These air masses interact in convergence zones, leading to abundant rainfall (if the movement is upward) or clear skies (if the movement is downward).

STUDYING CLIMATE (CONTINUED)

Climate zones are distributed in bands parallel to the Equator, influenced by convergence zones and topography. The Köppen-Geiger climate classification system categorizes climates based on precipitation and temperature, distinguishing five main types:

  • Tropical: Average annual temperature above 18°C, precipitation exceeding evaporation.
  • Dry: Average annual rainfall less than evaporation.
  • Temperate Humid: Mild temperatures, precipitation exceeding evaporation.
  • Continental: Cold temperate climate, precipitation exceeding evaporation.
  • Polar: Warmest month’s average temperature below 10°C.

ZONAL AND AZONAL CLIMATES

  • Zonal Climates: Correspond to their latitudinal climate zones.
  • Azonal Climates: Do not correspond to their latitudinal climate zones, influenced by factors like altitude.

CLIMOGRAMS

Graphs representing a location’s monthly rainfall and temperature over a year.

FEATURES

The rainfall scale should be double the temperature scale to accurately represent dry seasons.

INTERPRETING CLIMOGRAMS

  • Rainfall: Total rainfall, distribution throughout the year, months of maximum and minimum rainfall.
  • Temperature: Average annual temperature, annual temperature range (difference between the warmest and coldest month’s average temperatures).
  • Aridity: Periods where rainfall is below the temperature curve, indicating dry seasons.

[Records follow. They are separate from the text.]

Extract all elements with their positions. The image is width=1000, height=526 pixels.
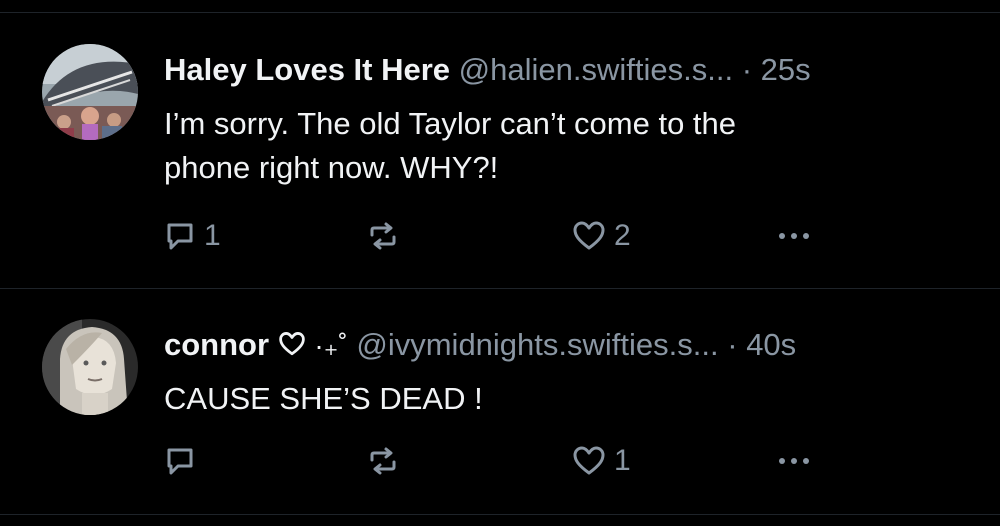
heart-icon: [573, 446, 605, 475]
post-text: I’m sorry. The old Taylor can’t come to …: [164, 102, 964, 190]
avatar-photo: [42, 319, 138, 415]
post-text-line: I’m sorry. The old Taylor can’t come to …: [164, 106, 737, 141]
repost-icon: [370, 222, 396, 250]
avatar[interactable]: [42, 319, 138, 415]
separator-dot: ·: [741, 52, 753, 87]
post-item[interactable]: Haley Loves It Here @halien.swifties.s..…: [0, 12, 1000, 288]
repost-icon: [370, 447, 396, 475]
reply-button[interactable]: [164, 445, 204, 477]
reply-icon: [167, 448, 193, 475]
handle[interactable]: @halien.swifties.s...: [459, 52, 733, 87]
handle[interactable]: @ivymidnights.swifties.s...: [356, 327, 718, 362]
post-item[interactable]: connor ·₊˚ @ivymidnights.swifties.s... ·…: [0, 289, 1000, 514]
post-header: connor ·₊˚ @ivymidnights.swifties.s... ·…: [164, 325, 796, 366]
timestamp[interactable]: 40s: [746, 327, 796, 362]
post-feed: Haley Loves It Here @halien.swifties.s..…: [0, 0, 1000, 526]
reply-button[interactable]: 1: [164, 220, 221, 252]
more-icon: [779, 458, 809, 464]
repost-button[interactable]: [366, 445, 400, 477]
display-name[interactable]: connor: [164, 327, 269, 362]
avatar-photo: [42, 44, 138, 140]
reply-icon: [167, 223, 193, 250]
separator-dot: ·: [727, 327, 738, 362]
like-button[interactable]: 2: [572, 220, 631, 252]
reply-count: 1: [204, 219, 221, 252]
like-count: 1: [614, 444, 631, 477]
post-text: CAUSE SHE’S DEAD !: [164, 377, 964, 421]
more-options-button[interactable]: [776, 445, 816, 477]
post-header: Haley Loves It Here @halien.swifties.s..…: [164, 50, 811, 90]
post-text-line: phone right now. WHY?!: [164, 150, 499, 185]
more-icon: [779, 233, 809, 239]
heart-emoji-icon: [278, 332, 305, 356]
like-count: 2: [614, 219, 631, 252]
repost-button[interactable]: [366, 220, 400, 252]
heart-icon: [573, 221, 605, 250]
divider: [0, 514, 1000, 515]
like-button[interactable]: 1: [572, 445, 631, 477]
more-options-button[interactable]: [776, 220, 816, 252]
post-text-line: CAUSE SHE’S DEAD !: [164, 381, 483, 416]
avatar[interactable]: [42, 44, 138, 140]
name-decoration: ·₊˚: [314, 330, 348, 361]
display-name[interactable]: Haley Loves It Here: [164, 52, 450, 87]
timestamp[interactable]: 25s: [761, 52, 811, 87]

Climograms can help identify climate types based on characteristic features:

  • The temperature curve’s shape (bell-shaped in the Northern Hemisphere, inverted bell-shaped in the Southern Hemisphere).
  • Annual temperature range (higher range indicates greater distance from the Equator and continentality).
  • Presence and timing of dry seasons (summer for Mediterranean climates, winter for some tropical climates, year-round for arid climates).